A doll’s head mysteriously helps two sisters deal with their school bullies—until its evilness becomes uncontrollable.
Lucy and her younger sister, Antonia, live in a trailer with their waitress mom, which leads mean girls at their middle school to taunt Lucy with the nickname Trash Licker. Lucy tries to keep her head down and stay quiet, but Antonia is different. When the pair find an old doll’s head by the river, Antonia demands to keep it. She names it Hush-a-bye, talks to it, and tells Lucy that it talks back.
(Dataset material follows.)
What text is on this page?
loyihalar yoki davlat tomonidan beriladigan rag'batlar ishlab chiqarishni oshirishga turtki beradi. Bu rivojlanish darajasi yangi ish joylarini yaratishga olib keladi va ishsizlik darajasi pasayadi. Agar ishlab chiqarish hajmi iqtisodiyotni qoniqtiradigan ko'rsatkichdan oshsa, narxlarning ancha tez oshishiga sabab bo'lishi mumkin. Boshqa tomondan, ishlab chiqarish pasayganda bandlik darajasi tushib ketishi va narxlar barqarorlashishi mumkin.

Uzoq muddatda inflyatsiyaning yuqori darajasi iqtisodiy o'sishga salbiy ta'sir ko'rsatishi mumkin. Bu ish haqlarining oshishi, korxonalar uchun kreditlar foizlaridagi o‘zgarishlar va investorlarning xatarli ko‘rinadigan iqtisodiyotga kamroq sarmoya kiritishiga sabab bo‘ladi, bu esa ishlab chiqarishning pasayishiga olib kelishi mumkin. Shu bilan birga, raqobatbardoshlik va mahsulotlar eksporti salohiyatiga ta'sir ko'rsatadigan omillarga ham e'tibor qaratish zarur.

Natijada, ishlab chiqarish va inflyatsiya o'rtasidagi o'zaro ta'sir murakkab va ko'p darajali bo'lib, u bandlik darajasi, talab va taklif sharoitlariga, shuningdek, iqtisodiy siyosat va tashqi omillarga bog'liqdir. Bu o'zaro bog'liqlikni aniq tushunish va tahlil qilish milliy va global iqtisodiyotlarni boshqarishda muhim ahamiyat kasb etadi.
Wary at first, Lucy begins to believe after impossible things happen to those who have wronged the sisters, and Antonia says that the doll is responsible. However, Lucy soon realizes that Hush-a-bye has its own desires and will stop at nothing to get what it wants, no matter who gets hurt in the process. Creepy dolls are a horror staple, and Hush-a-bye fits right in. The full extent of her scariness is only exposed in the climactic finale; before that point, Lucy and Antonia’s realistic sibling relationship propels the story, and it’s the everyday cruelty of other kids that is most frightening. An abusive absent father is mentioned but doesn’t play any substantial role, so this element feels underexplored. Main characters are cued as White; Lucy’s favorite teacher is a gay man, and Antonia is possibly neurodiverse.
A winning combination of sisterhood, school, and a spooky doll.